The current trade-off between strategic planning and directive for action is harmful. Weighing up forgoing capital in order to develop a more robust strategy, against bidding for capital and potentially having to re-adjust a rushed strategy is not a healthy position.
Multiple times, the need for better and more comprehensive work on understanding the facts around regional nuances, workforce strategy, capacity and demand, modelling and effective operations came up.
The feeling is that there is either a lack of willingness, desire or ability to truly understand the data on where the need really is. Trusts need to work together to understand needs at regional level and provide relevant services to communities. Rotation of staff between Trusts and independent providers can better happen then too.
Community Diagnostic Centre Rollout Take-aways and Actions
Each attendee shared key messages that stuck with them from the session that they will take away and action. These are collated below by way of conclusion.
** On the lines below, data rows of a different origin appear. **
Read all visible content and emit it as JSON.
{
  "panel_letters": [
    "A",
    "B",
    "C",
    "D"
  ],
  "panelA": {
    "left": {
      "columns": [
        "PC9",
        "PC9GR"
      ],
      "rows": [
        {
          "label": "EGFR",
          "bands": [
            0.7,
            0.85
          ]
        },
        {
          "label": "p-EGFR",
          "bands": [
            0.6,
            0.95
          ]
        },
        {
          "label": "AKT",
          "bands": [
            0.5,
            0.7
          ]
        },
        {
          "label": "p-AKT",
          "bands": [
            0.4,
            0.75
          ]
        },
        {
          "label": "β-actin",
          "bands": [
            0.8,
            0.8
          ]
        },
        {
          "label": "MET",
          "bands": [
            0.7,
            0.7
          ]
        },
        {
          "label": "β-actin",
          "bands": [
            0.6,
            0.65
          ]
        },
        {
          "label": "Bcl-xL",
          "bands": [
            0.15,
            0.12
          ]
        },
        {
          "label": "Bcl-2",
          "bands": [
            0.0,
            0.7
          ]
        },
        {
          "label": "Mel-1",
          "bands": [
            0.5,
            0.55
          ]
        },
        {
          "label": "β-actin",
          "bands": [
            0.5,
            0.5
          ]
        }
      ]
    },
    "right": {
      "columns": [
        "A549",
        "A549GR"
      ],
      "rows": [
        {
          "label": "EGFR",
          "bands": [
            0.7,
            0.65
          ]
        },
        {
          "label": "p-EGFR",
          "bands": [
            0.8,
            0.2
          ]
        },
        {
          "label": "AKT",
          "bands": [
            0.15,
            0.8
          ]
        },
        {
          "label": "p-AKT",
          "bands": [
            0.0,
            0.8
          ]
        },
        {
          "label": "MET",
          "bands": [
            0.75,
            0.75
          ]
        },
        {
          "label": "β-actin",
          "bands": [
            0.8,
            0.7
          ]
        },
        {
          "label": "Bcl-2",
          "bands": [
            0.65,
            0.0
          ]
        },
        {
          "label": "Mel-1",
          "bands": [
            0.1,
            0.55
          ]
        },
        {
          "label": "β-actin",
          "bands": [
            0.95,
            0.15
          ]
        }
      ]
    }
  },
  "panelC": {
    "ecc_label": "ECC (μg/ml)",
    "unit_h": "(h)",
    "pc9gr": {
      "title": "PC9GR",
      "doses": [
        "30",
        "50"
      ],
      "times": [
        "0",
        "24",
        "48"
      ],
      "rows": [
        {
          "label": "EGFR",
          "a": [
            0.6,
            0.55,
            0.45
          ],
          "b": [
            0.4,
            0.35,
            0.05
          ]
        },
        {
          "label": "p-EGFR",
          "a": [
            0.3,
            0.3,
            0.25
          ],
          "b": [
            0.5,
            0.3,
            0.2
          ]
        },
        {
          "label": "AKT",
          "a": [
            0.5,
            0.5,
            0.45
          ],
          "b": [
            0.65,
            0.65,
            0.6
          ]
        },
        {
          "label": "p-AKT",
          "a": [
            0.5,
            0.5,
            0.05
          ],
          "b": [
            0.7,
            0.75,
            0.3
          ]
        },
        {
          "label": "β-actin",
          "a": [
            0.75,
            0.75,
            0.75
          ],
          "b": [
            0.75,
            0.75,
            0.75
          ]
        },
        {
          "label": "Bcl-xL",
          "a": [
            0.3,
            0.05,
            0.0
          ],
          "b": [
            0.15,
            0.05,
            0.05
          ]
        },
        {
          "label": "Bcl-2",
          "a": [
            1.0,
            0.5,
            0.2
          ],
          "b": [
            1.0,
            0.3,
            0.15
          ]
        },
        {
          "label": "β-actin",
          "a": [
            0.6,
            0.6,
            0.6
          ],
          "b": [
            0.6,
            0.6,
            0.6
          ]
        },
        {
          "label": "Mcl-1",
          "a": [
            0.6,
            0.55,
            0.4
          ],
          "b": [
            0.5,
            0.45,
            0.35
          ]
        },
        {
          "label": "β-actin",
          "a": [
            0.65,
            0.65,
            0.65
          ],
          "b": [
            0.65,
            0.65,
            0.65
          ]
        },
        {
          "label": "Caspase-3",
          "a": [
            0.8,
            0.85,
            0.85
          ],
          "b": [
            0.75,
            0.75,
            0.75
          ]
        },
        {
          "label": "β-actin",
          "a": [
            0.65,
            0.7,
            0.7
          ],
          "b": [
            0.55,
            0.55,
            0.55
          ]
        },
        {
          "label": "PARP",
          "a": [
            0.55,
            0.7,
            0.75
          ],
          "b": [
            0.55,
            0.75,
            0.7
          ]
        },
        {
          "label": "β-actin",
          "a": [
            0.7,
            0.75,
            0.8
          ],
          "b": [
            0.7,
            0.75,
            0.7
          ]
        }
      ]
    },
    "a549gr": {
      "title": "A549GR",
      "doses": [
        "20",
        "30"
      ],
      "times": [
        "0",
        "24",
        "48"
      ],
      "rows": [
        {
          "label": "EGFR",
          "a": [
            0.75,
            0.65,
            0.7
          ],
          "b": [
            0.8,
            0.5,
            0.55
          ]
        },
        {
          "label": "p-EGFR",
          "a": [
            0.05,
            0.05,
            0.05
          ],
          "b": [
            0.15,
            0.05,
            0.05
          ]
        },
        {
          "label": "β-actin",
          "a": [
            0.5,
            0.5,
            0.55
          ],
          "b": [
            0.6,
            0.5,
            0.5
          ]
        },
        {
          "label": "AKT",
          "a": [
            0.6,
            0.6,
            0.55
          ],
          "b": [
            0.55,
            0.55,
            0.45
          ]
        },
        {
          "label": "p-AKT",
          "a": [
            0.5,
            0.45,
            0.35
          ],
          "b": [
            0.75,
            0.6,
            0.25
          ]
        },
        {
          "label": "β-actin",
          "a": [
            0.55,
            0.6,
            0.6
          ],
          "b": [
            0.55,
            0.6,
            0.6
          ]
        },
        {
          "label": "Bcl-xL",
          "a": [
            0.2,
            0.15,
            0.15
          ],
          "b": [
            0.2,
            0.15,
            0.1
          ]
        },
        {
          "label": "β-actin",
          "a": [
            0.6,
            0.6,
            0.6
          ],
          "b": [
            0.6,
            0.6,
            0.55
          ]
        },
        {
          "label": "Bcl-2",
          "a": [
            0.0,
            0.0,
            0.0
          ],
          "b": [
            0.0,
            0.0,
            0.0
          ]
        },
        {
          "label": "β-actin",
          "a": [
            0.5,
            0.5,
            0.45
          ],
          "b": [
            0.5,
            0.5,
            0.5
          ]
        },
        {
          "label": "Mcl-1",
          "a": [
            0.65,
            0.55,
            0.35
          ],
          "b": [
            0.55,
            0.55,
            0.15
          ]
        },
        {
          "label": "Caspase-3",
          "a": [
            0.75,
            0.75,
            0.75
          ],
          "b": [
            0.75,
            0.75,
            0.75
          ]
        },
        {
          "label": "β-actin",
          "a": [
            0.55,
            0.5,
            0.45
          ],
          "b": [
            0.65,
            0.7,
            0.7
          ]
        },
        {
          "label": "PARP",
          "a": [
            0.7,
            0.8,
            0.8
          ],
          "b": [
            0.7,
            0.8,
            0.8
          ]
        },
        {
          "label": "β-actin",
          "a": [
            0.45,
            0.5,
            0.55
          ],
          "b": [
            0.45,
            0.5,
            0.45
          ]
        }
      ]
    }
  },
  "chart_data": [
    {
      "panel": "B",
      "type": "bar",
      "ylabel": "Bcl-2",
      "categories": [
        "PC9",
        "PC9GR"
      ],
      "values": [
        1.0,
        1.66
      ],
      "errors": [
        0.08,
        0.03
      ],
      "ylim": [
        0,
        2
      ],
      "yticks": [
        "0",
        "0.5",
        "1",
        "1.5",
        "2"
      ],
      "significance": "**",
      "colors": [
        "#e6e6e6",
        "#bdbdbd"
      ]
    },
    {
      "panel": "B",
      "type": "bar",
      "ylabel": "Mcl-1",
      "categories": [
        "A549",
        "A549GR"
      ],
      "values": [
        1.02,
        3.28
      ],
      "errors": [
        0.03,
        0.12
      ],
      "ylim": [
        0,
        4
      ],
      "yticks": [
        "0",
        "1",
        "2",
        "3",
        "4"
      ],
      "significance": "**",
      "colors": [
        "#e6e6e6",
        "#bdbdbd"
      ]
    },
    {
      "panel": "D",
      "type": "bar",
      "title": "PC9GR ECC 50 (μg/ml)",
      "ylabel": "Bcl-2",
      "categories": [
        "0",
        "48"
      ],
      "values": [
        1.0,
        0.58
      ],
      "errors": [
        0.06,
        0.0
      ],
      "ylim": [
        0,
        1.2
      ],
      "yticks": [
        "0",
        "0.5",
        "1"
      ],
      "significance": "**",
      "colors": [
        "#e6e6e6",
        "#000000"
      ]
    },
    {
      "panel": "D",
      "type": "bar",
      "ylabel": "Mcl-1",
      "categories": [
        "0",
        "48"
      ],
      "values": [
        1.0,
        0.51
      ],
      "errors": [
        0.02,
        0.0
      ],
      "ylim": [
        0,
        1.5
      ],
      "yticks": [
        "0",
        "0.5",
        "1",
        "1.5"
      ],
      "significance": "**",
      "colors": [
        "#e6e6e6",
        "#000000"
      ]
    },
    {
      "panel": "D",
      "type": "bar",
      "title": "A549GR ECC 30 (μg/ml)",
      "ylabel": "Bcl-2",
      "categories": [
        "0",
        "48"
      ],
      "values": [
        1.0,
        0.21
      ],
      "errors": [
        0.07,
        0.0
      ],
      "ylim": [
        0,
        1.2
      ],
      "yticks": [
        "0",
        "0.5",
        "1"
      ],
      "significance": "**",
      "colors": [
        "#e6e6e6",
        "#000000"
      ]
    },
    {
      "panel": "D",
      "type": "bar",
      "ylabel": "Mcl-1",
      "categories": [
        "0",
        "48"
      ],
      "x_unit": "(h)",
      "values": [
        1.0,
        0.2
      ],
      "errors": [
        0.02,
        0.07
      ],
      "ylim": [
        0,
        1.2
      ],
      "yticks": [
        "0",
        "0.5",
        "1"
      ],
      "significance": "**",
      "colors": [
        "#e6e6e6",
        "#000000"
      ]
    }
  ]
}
- Create a workforce strategy that allows rotation and flexibility
- Spend time thinking about the logistics and human factors regarding how we attract people to more rural areas
- This must all be considered as a workforce strategy for diagnostics, not just community diagnostic centres
- International recruitment is a sticking plaster and not enough of one anyway. Training for the future is vital
- Keep checking and reminding what the needs of staff are
- Each area is unique. There is no “one-size fits all” approach to community diagnostic centre rollout
- Use data to really understand where the needs are
- Don’t be afraid to push back and explain what’s relevant to your patch
- Meet cultural resistance head-on
- Get agreement at CEO-level so there’s less backing down later on and greater buy-in throughout the process
- Better management of expectations and the need for improved governance at the outset
- Invest in staff opportunities to upskill around capacity and demand modelling
- Collaborate on everything
- Run it as a business
- Individual pressures and stresses are immense. Collaboration will help as there is strength in numbers
- This is a shared experience. The stresses we’re all under are not something that has to be suffered alone
- Remember that amongst all the challenges, this is a once in a lifetime investment for diagnostics and will make a big difference
Thanks again to all who contributed to this discussion. We are aiming to host a follow-up session later in 2023 to see what progress is being made and to give the group, and any others wishing to join, the chance to reconvene and continue sharing lessons, wins and ideas.